The issue was first introduced in the systemd source code in November 2015 and was patched two months later, in January 2016, affecting only systemd v228, and receiving a fix with the release of v229.
Initially, the bug was categorized as a lowly Denial-of-Service (DoS) issue that in the worst case scenario could make Linux distros crash and reboot.
After taking a second, closer look at the issue, Krahmer revealed today that he discovered a way to manipulate the same vulnerable systemd functions to escalate an attacker's privileges to root level.
"systemd creates world writable suid files that allows attackers to dump binaries into it and execute code as root," the researcher wrote last week on the OpenSUSE bug portal.
Krahmer says that there's proof-of-concept code laying around the web that could be very easily edited to target this flaw, now tracked as CVE-2016-10156.

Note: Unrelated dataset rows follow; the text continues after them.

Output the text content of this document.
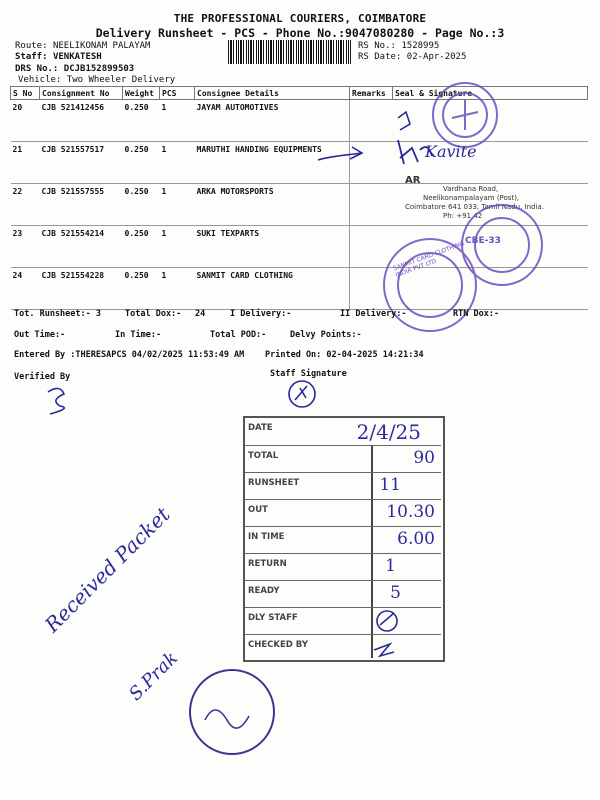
THE PROFESSIONAL COURIERS, COIMBATORE
Delivery Runsheet - PCS - Phone No.:9047080280 - Page No.:3
Route: NEELIKONAM PALAYAM
Staff: VENKATESH
DRS No.: DCJB152899503
Vehicle: Two Wheeler Delivery
RS No.: 1528995
RS Date: 02-Apr-2025
S No	Consignment No	Weight	PCS	Consignee Details	Remarks	Seal & Signature
20	CJB 521412456	0.250	1	JAYAM AUTOMOTIVES		
21	CJB 521557517	0.250	1	MARUTHI HANDING EQUIPMENTS		
22	CJB 521557555	0.250	1	ARKA MOTORSPORTS		
23	CJB 521554214	0.250	1	SUKI TEXPARTS		
24	CJB 521554228	0.250	1	SANMIT CARD CLOTHING		
AR
Vardhana Road,
Neelikonampalayam (Post),
Coimbatore 641 033, Tamil Nadu, India.
Ph: +91 42
Kavite
CBE-33
SANMIT CARD CLOTHING INDIA PVT LTD
Tot. Runsheet:- 3	Total Dox:- 24	I Delivery:-	II Delivery:-	RTN Dox:-
Out Time:-	In Time:-	Total POD:-	Delvy Points:-
Entered By :THERESAPCS 04/02/2025 11:53:49 AM Printed On: 02-04-2025 14:21:34
Verified By	Staff Signature
DATE	2/4/25
TOTAL	90
RUNSHEET	11
OUT	10.30
IN TIME	6.00
RETURN	1
READY	5
DLY STAFF
CHECKED BY
Received Packet
S.Prak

While exploitation complexity is low, the only good news is that the bug can't be exploited via a local network or the Internet, needing an attacker to have already a foothold on the machine he wants to take over.
The systemd project is currently at version 232. As we know Linux users and hardware vendors, it's quite possible that there are quite a few machines left around running v288.
Systemd is a core Linux utility that manages application processes on Linux distros. The vast majority of today's major Linux distributions use systemd as their default init system, including most Linux versions deployed on IoT devices.